穿过花园进入太后的寝宫,里边透着死气沉沉的凉意。太后穿着一身素服,披散着头发,面色苍白地坐在软塌上,目光黑沉。
“孙儿见过皇祖母。”司徒聿淡淡行礼。
“臣女林青槐见过太后娘娘。”林青槐也跟着屈膝行礼。
该有的礼数不能忘,免得真把她给气死。
“皇帝呢!他以为把哀家困在这宜寿宫里,便能活命吗!”孟太后挣扎坐起来,目光狠戾地盯着司徒聿,“阿恒,皇祖母最是疼爱你,为何连你也不向着哀家!”
“因为你不配。”林青槐自顾坐下来,单手撑着下巴打量她,“给自己的儿子下毒还想儿子懂事乖巧,不怨不恨,任杀任剐,想着孙儿对你惟命是从,太贪心。”
“这没你说话的份!”孟太后怒极,浑浊的双目瞪得老大,“哀家生他养他,为他争得太子之位,他难道不该孝敬一二!可他做了什么,将哀家的兄弟外放,不给哀家的侄子实权之职,还不准哀家插手前朝之事!”
她斗倒了先帝的青梅,将先帝的宠妃送去庵子里吃斋念佛,让贵妃无所出,逼死先皇后上位才终于坐上太后之位。
做这么多,到头来什么好处都没有,她如何甘心!
“这天下从来就不姓孟。”林青槐打开折扇,稍稍倾身过去,动作娴熟地给她扇风,“被软禁了这么久,你难道没有感觉到身体越来越差?”

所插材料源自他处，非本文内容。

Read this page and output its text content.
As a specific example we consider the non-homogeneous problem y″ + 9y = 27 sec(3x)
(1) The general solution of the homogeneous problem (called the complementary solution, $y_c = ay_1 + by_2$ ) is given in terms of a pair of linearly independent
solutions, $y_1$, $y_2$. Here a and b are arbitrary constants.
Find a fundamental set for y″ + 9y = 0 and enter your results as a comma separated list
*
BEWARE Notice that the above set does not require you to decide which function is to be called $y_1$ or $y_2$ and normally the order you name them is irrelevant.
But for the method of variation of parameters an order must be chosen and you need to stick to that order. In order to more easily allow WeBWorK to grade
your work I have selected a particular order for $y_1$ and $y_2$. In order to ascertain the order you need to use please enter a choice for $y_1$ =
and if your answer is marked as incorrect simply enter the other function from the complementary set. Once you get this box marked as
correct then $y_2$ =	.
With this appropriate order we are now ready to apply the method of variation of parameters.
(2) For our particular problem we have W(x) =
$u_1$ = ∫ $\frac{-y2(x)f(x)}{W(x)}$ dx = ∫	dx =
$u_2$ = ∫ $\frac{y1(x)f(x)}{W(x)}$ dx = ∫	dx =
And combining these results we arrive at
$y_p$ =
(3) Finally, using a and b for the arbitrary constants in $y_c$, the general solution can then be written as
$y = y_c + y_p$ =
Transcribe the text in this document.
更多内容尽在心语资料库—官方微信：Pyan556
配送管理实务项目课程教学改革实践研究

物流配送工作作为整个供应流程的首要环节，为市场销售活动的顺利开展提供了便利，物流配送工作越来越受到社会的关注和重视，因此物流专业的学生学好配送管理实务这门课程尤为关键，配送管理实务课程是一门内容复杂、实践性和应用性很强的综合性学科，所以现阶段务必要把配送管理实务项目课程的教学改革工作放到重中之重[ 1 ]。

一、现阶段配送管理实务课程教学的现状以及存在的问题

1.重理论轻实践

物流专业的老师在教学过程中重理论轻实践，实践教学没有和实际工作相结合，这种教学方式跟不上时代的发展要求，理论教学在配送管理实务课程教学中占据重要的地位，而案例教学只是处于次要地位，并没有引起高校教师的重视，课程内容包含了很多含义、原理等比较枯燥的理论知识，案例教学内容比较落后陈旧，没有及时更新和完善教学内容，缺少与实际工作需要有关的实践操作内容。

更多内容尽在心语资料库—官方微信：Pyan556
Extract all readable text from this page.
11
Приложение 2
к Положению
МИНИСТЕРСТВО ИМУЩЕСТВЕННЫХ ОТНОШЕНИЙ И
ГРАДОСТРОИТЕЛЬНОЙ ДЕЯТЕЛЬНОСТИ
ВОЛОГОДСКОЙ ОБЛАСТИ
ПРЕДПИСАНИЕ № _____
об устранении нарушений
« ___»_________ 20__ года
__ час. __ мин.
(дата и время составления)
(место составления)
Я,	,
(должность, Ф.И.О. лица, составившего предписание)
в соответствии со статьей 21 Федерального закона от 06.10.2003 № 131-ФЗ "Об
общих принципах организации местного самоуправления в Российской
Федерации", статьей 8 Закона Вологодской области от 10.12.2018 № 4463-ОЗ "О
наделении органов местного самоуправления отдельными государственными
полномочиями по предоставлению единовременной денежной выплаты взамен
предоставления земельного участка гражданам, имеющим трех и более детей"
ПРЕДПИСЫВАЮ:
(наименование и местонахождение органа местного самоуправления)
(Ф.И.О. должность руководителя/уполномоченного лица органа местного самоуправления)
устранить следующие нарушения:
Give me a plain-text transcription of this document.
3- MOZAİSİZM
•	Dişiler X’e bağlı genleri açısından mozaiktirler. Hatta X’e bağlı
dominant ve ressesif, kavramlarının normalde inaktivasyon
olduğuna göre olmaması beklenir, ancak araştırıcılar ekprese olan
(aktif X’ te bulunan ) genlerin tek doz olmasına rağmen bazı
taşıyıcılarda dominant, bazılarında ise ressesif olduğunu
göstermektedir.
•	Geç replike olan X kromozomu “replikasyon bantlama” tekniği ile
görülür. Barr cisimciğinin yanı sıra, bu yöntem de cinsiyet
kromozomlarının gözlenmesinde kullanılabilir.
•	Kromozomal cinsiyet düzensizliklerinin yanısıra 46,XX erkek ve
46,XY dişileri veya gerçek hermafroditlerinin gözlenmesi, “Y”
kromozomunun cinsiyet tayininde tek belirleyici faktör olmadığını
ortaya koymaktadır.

孟太后陡然一惊,本就苍白的面容血色霎时褪尽,“你什么意思!”
不会的,她只是被软禁在这宜寿宫内才会胸闷,才会觉得身子不爽利。
“燕王叔给你也下了毒。”司徒聿抬起眼皮,漠然掀唇,“常公公是他的人。不然你以为你哪来那般好的运气,能在满后宫的太监里,选中一个打着复仇名义进来的真男人。”
此等丑事他不愿意说出来,奈何皇祖母还不死心。